Methodischer Schwerpunkt: Human-Centered-Design

Der Workshop nutzte die Methode des Human-Centered-Design: Teilnehmerinnen und Teilnehmer führten Interviews mit Frauen in dem Vorort Machakos und befragten sie zu ihrem Umgang mit dem Internet. Attila Mong, Berater und Human-Centered-Design-Experte der DW Akademie erklärt das Konzept: “Ein nutzerorientierter Ansatz setzt voraus, dass man sich aktiv mit den betroffenen Menschen auseinandersetzt und ihnen zuhört, statt eigene Antworten vorzugeben.“

Expertentreffen Women@Web in Nairobi, Kenia (DW/Ousman Fye)

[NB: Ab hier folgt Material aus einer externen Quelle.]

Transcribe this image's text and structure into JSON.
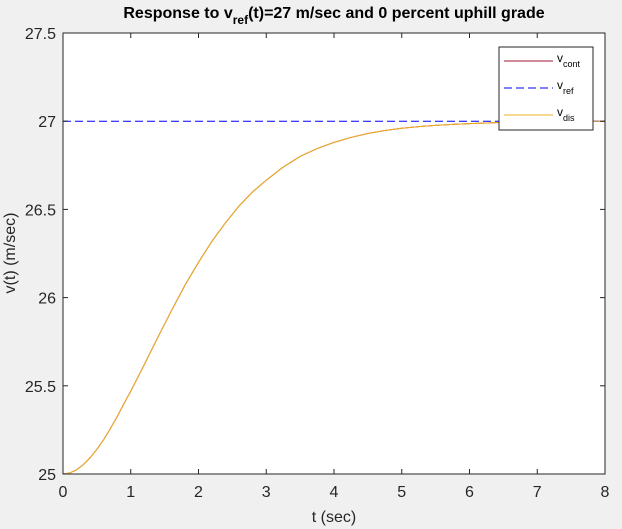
{
  "chart_data": {
    "type": "line",
    "title": {
      "prefix": "Response to v",
      "subscript": "ref",
      "suffix": "(t)=27 m/sec and  0 percent uphill grade"
    },
    "xlabel": "t (sec)",
    "ylabel": "v(t) (m/sec)",
    "xlim": [
      0,
      8
    ],
    "ylim": [
      25,
      27.5
    ],
    "xticks": [
      0,
      1,
      2,
      3,
      4,
      5,
      6,
      7,
      8
    ],
    "xtick_labels": [
      "0",
      "1",
      "2",
      "3",
      "4",
      "5",
      "6",
      "7",
      "8"
    ],
    "yticks": [
      25,
      25.5,
      26,
      26.5,
      27,
      27.5
    ],
    "ytick_labels": [
      "25",
      "25.5",
      "26",
      "26.5",
      "27",
      "27.5"
    ],
    "grid": false,
    "legend_position": "top-right",
    "series": [
      {
        "label_main": "v",
        "label_sub": "cont",
        "color": "#a2142f",
        "style": "solid",
        "x": [
          0,
          0.1,
          0.2,
          0.3,
          0.4,
          0.5,
          0.6,
          0.7,
          0.8,
          0.9,
          1.0,
          1.2,
          1.4,
          1.6,
          1.8,
          2.0,
          2.2,
          2.4,
          2.6,
          2.8,
          3.0,
          3.25,
          3.5,
          3.75,
          4.0,
          4.25,
          4.5,
          4.75,
          5.0,
          5.25,
          5.5,
          5.75,
          6.0,
          6.25,
          6.5,
          6.75,
          7.0,
          7.5,
          8.0
        ],
        "y": [
          25.0,
          25.006,
          25.024,
          25.053,
          25.092,
          25.14,
          25.195,
          25.258,
          25.326,
          25.398,
          25.47,
          25.62,
          25.775,
          25.925,
          26.07,
          26.2,
          26.32,
          26.425,
          26.52,
          26.6,
          26.665,
          26.74,
          26.8,
          26.845,
          26.88,
          26.908,
          26.93,
          26.947,
          26.96,
          26.969,
          26.976,
          26.982,
          26.986,
          26.99,
          26.993,
          26.995,
          26.997,
          26.999,
          27.0
        ]
      },
      {
        "label_main": "v",
        "label_sub": "ref",
        "color": "#0000ff",
        "style": "dashed",
        "x": [
          0,
          8
        ],
        "y": [
          27,
          27
        ]
      },
      {
        "label_main": "v",
        "label_sub": "dis",
        "color": "#edb120",
        "style": "solid",
        "x": [
          0,
          0.1,
          0.2,
          0.3,
          0.4,
          0.5,
          0.6,
          0.7,
          0.8,
          0.9,
          1.0,
          1.2,
          1.4,
          1.6,
          1.8,
          2.0,
          2.2,
          2.4,
          2.6,
          2.8,
          3.0,
          3.25,
          3.5,
          3.75,
          4.0,
          4.25,
          4.5,
          4.75,
          5.0,
          5.25,
          5.5,
          5.75,
          6.0,
          6.25,
          6.5,
          6.75,
          7.0,
          7.5,
          8.0
        ],
        "y": [
          25.0,
          25.006,
          25.024,
          25.053,
          25.092,
          25.14,
          25.195,
          25.258,
          25.326,
          25.398,
          25.47,
          25.62,
          25.775,
          25.925,
          26.07,
          26.2,
          26.32,
          26.425,
          26.52,
          26.6,
          26.665,
          26.74,
          26.8,
          26.845,
          26.88,
          26.908,
          26.93,
          26.947,
          26.96,
          26.969,
          26.976,
          26.982,
          26.986,
          26.99,
          26.993,
          26.995,
          26.997,
          26.999,
          27.0
        ]
      }
    ]
  }
}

Carol Ndosi und Okore Scheaffer interviewen Passanten im Vorort Machakos

Nicht nur Cybergewalt, kulturelle Normen und wirtschaftliche Faktoren stellen afrikanische Nutzerinnen vor Herausforderungen, auch ungenügender politischer Wille ist ein Problem. Vor allem aber fehle es an fachlicher Kompetenz. „Den meisten Frauen in Ostafrika fehlen die Kenntnisse, um sich sicher im Netz zu bewegen. Sie wissen oft auch nicht, wie sie alle Möglichkeiten ausschöpfen können, die sich ihnen dort bieten,“ sagt Asha Abinallah, Autorin und Teilnehmerin aus Tansania.

Neue Studie zur Internetnutzung von Frauen

Digitale Medienkompetenz sei die wichtigste Voraussetzung für ostafrikanische Frauen, um das Internet erfolgreich zu nutzen, eigene Inhalte zu erstellen und möglichst große Reichweiten zu erzielen, so das gemeinsame Fazit des Treffens. Die Verbreitung und Förderung digitaler Kompetenzen sei daher das wichtigste Ziel, vor allem in Groß- und Kleinstädten in Ostafrika Frauen, die nur über Grundkenntnisse des Internets verfügen, sowie Frauen, die online aktiv sind aber nicht wissen, wie sie mit Bedrohungen und Angriffen aus dem Netz umgehen sollen, sollen gezielt gestärkt werden.

Expertentreffen Women@Web in Nairobi, Kenia (DW/Ousman Fye)

Gruppenfoto in Nairobi

In den nächsten Monaten ist eine Studie geplant. Sie soll vor allem aufzeigen, wie viele Frauen in Ostafrika das Internet nutzen, wie viele ein eigenes Smartphone besitzen, aber auch welche Plattformen sie regelmäßig nutzen und wie sie mit Gewalt und Bedrohungen im Internet umgehen. Fundierte Daten könnten langfristig dabei helfen, in der Öffentlichkeit ein Bewusstsein für Cybergewalt gegen Frauen zu schaffen und sie zu schützen.